In [2]:
# Imports
from aws_snowflake_config import aws_s3_connection, snowflake_connection
import logging
from botocore.exceptions import ClientError
import os

In [5]:
s3_client, bucket_name = aws_s3_connection()

# Get a list of all the files with the extension in the directory_path
def get_files_in_directory(directory_path, extension):
    files=[]
    for f in os.listdir(directory_path):
        if f.endswith(extension):
            files.append(f)
    return files

# Function  to upload the file of type extension to S3 bucket
def upload_file_to_s3(file_path, type, extension):
    try:
        # Fetching all files in the directory with the given extension
        list_of_files = get_files_in_directory(file_path,extension)
        print("\n",type.rstrip("/"),"files:",)
        print(list_of_files)
        
        # Upload if files exist
        if list_of_files:
            for file in list_of_files:
                try:
                    file_full_path=os.path.join(file_path, file)    # file path in local directory
                    key_value = type + file   # file path in S3 bucket
                    
                    # Upload the file to S3 using boto3
                    response = s3_client.upload_file(file_full_path, bucket_name, key_value)
                    print(f'File uploaded successfully: {file_full_path} -> s3://{bucket_name}/{key_value}')
                except ClientError as e:
                    logging.error(e)
        else:
            print(f'No files found in the {file_path} directory.')
    except Exception as e:
        print(f'Error uploading file {file_path}: {e}')

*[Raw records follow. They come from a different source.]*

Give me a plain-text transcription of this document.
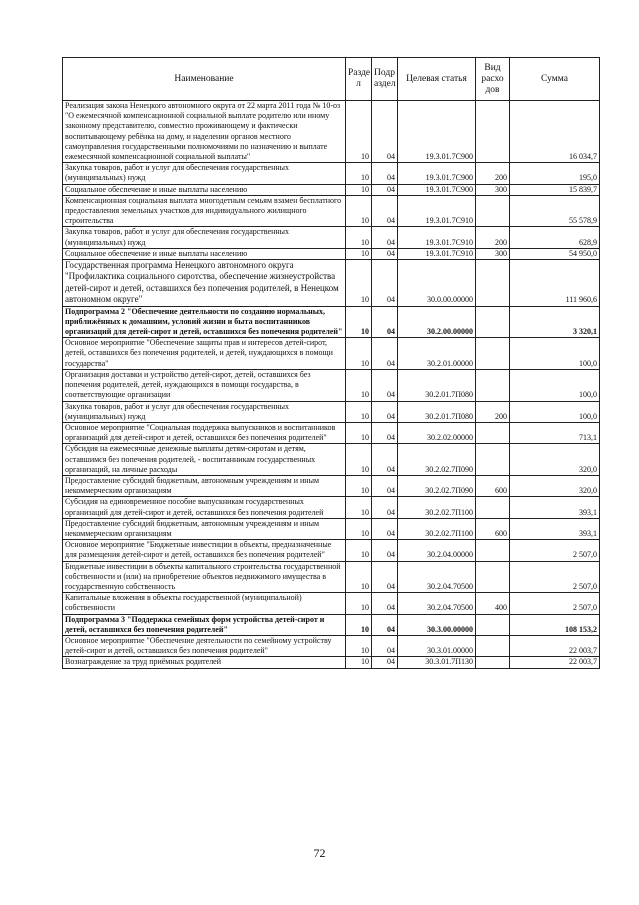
Наименование	Разде л	Подр аздел	Целевая статья	Вид расхо дов	Сумма
Реализация закона Ненецкого автономного округа от 22 марта 2011 года № 10-оз "О ежемесячной компенсационной социальной выплате родителю или иному законному представителю, совместно проживающему и фактически воспитывающему ребёнка на дому, и наделении органов местного самоуправления государственными полномочиями по назначению и выплате ежемесячной компенсационной социальной выплаты"	10	04	19.3.01.7С900		16 034,7
Закупка товаров, работ и услуг для обеспечения государственных (муниципальных) нужд	10	04	19.3.01.7С900	200	195,0
Социальное обеспечение и иные выплаты населению	10	04	19.3.01.7С900	300	15 839,7
Компенсационная социальная выплата многодетным семьям взамен бесплатного предоставления земельных участков для индивидуального жилищного строительства	10	04	19.3.01.7С910		55 578,9
Закупка товаров, работ и услуг для обеспечения государственных (муниципальных) нужд	10	04	19.3.01.7С910	200	628,9
Социальное обеспечение и иные выплаты населению	10	04	19.3.01.7С910	300	54 950,0
Государственная программа Ненецкого автономного округа "Профилактика социального сиротства, обеспечение жизнеустройства детей-сирот и детей, оставшихся без попечения родителей, в Ненецком автономном округе"	10	04	30.0.00.00000		111 960,6
Подпрограмма 2 "Обеспечение деятельности по созданию нормальных, приближённых к домашним, условий жизни и быта воспитанников организаций для детей-сирот и детей, оставшихся без попечения родителей"	10	04	30.2.00.00000		3 320,1
Основное мероприятие "Обеспечение защиты прав и интересов детей-сирот, детей, оставшихся без попечения родителей, и детей, нуждающихся в помощи государства"	10	04	30.2.01.00000		100,0
Организация доставки и устройство детей-сирот, детей, оставшихся без попечения родителей, детей, нуждающихся в помощи государства, в соответствующие организации	10	04	30.2.01.7П080		100,0
Закупка товаров, работ и услуг для обеспечения государственных (муниципальных) нужд	10	04	30.2.01.7П080	200	100,0
Основное мероприятие "Социальная поддержка выпускников и воспитанников организаций для детей-сирот и детей, оставшихся без попечения родителей"	10	04	30.2.02.00000		713,1
Субсидия на ежемесячные денежные выплаты детям-сиротам и детям, оставшимся без попечения родителей, - воспитанникам государственных организаций, на личные расходы	10	04	30.2.02.7П090		320,0
Предоставление субсидий бюджетным, автономным учреждениям и иным некоммерческим организациям	10	04	30.2.02.7П090	600	320,0
Субсидия на единовременное пособие выпускникам государственных организаций для детей-сирот и детей, оставшихся без попечения родителей	10	04	30.2.02.7П100		393,1
Предоставление субсидий бюджетным, автономным учреждениям и иным некоммерческим организациям	10	04	30.2.02.7П100	600	393,1
Основное мероприятие "Бюджетные инвестиции в объекты, предназначенные для размещения детей-сирот и детей, оставшихся без попечения родителей"	10	04	30.2.04.00000		2 507,0
Бюджетные инвестиции в объекты капитального строительства государственной собственности и (или) на приобретение объектов недвижимого имущества в государственную собственность	10	04	30.2.04.70500		2 507,0
Капитальные вложения в объекты государственной (муниципальной) собственности	10	04	30.2.04.70500	400	2 507,0
Подпрограмма 3 "Поддержка семейных форм устройства детей-сирот и детей, оставшихся без попечения родителей"	10	04	30.3.00.00000		108 153,2
Основное мероприятие "Обеспечение деятельности по семейному устройству детей-сирот и детей, оставшихся без попечения родителей"	10	04	30.3.01.00000		22 003,7
Вознаграждение за труд приёмных родителей	10	04	30.3.01.7П130		22 003,7
72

upload_file_to_s3('../web-scraping-and-dataset/','CSV_Data/','.csv')
upload_file_to_s3('../pdf-extractions/pypdf','PyPDF/','.txt')
upload_file_to_s3('../pdf-extractions/grobid','Grobid/','.txt')



 CSV_Data files:
['scraped_data.csv']
File uploaded successfully: ../web-scraping-and-dataset/scraped_data.csv -> s3://bigdata-group3-assignment2/CSV_Data/scraped_data.csv

 PyPDF files:
['PyPDF_RR_2024_l1_combined.txt', 'PyPDF_RR_2024_l2_combined.txt', 'PyPDF_RR_2024_l3_combined.txt']
File uploaded successfully: ../pdf-extractions/pypdf\PyPDF_RR_2024_l1_combined.txt -> s3://bigdata-group3-assignment2/PyPDF/PyPDF_RR_2024_l1_combined.txt
File uploaded successfully: ../pdf-extractions/pypdf\PyPDF_RR_2024_l2_combined.txt -> s3://bigdata-group3-assignment2/PyPDF/PyPDF_RR_2024_l2_combined.txt
File uploaded successfully: ../pdf-extractions/pypdf\PyPDF_RR_2024_l3_combined.txt -> s3://bigdata-group3-assignment2/PyPDF/PyPDF_RR_2024_l3_combined.txt

 Grobid files:
[]
No files found in the ../pdf-extractions/grobid directory.